Sunday, 25 January 2015

looking at the Set

At this very moment, right here, right now,  I'm (technically) not supposed to be writing about the set.  

Not because of an NDA or anything, instead what I'm supposed to be doing is to throw my faculties on plot development and storyline. 

But there are times that you do have some parts down pat whereas the others are drifting mists in the wind, and there are times when in some sort of irony, you find yourself looking at the very neighborhood that inspired your characters.

Very often we find ourselves having to visualize what the actual scene looks like; very often we find ourselves having to put our mind to the layout and everything and visualize them as they 'live' out their universe. Few are the times when we're actually in the midst of the neighborhood where they're meant to dwell in and you realize, with a stunner, that oh man, they're REAL people. 

I mean they could be around me right now. They could be hovering over my shoulder watching what I bang out on my MS Word. They could be walking along the pavements in the hot sun, hurrying their way to their destinations. They could be in their cubbyholes right now, plugging through another day at work.

They could be this person I see strolling in front of me, clutching plastic bags from the supermarket.
They could be this person hunched over the table as he munches on a piece of toast.
They could be this person who is now dashing across the road with an umbrella over her head.
It could be anyone.
It could be the person standing at the front of the convenience store waiting for another.
It could be the one who is staring at the menu placed in front of the little diner.

There are two, if not more, worlds that exist in what we do, and frequently, depending on the medium and style that we choose, the two worlds don't merge.

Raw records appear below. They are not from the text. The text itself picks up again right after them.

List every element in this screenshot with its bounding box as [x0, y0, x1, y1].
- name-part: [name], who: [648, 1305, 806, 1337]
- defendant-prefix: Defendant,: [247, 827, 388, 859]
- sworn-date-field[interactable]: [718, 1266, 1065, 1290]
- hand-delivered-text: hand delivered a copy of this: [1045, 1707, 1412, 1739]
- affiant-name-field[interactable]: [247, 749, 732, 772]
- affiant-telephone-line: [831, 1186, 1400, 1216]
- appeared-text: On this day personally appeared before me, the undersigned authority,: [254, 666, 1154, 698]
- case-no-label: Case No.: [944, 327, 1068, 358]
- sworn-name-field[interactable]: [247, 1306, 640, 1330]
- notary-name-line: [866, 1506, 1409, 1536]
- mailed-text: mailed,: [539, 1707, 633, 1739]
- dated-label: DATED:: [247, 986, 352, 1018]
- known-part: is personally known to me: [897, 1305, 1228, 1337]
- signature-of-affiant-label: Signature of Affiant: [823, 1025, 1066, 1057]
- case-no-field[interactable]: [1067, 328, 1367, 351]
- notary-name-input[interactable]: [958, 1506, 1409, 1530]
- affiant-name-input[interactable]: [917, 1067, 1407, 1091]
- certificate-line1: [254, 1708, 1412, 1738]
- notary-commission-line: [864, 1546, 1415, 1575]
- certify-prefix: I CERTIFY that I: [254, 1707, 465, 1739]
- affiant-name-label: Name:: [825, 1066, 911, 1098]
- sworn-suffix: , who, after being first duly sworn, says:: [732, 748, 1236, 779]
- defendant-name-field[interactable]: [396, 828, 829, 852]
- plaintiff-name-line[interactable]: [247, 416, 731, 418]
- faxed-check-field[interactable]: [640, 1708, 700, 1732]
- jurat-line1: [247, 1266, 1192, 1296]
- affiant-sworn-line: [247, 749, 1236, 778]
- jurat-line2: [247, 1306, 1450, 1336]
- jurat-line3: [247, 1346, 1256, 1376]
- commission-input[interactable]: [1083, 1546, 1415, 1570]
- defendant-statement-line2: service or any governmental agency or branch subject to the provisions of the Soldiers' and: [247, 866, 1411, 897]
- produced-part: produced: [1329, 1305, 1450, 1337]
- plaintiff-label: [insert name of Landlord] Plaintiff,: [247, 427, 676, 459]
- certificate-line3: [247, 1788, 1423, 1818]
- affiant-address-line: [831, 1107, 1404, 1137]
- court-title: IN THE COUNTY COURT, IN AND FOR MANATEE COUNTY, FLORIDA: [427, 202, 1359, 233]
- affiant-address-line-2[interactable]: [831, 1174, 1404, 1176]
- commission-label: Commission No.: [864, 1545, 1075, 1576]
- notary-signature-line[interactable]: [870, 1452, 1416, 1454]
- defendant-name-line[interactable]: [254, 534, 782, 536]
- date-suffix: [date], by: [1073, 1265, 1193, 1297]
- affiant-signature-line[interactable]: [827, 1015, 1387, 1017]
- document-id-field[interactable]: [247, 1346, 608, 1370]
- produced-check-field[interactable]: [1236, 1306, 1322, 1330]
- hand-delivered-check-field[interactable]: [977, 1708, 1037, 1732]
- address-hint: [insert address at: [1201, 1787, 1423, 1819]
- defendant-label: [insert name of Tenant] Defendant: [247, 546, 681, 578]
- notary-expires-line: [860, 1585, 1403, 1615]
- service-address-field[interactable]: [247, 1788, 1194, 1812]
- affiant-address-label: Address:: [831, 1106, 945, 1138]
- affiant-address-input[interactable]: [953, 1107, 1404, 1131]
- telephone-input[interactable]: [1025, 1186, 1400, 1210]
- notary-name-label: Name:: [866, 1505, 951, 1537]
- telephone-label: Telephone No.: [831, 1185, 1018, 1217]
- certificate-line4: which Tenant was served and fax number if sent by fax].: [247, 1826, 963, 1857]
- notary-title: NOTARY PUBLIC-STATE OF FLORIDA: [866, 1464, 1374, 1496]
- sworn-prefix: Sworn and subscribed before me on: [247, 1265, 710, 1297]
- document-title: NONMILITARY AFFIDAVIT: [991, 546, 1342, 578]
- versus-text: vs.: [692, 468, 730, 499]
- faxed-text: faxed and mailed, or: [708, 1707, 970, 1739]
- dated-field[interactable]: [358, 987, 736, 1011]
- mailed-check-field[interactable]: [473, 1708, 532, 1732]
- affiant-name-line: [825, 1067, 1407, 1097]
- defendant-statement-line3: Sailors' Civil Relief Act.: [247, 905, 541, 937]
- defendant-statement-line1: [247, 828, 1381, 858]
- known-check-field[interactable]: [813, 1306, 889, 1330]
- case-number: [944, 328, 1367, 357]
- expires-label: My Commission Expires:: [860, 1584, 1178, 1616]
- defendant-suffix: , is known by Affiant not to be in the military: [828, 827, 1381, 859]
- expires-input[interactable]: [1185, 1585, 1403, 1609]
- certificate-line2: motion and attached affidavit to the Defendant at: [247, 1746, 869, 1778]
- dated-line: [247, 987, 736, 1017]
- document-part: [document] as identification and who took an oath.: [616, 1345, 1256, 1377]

But today, for the first time I realize that sometimes it doesn't necessarily have to be a particular style that plops you in the center of the action. You don't have to have a particular style in order to plop yourself in the center of the action. You just need to plop yourself there first, spin the camera around, and there, you have a theme that speaks not of your voice, but their voice. You cease to be a storyteller. You cease to provide an opinion or direct the flow of thought.

Instead, you become an observer who simply reverses the position of the camera, give them the mike and seek out the thread that binds them together. Is that also a storyteller? Does an observer become a storyteller? Or is the observer simply an editor?

We'll have to see.

But for now, the skies are getting grey. There's a curtain shade of sorts in front of me which makes the world before me look like it had vertical stripes dangling from something up above. The offices are there, the rows of shop houses and cafes are there and I'm seeing time and people stream comfortably, easily about and around me.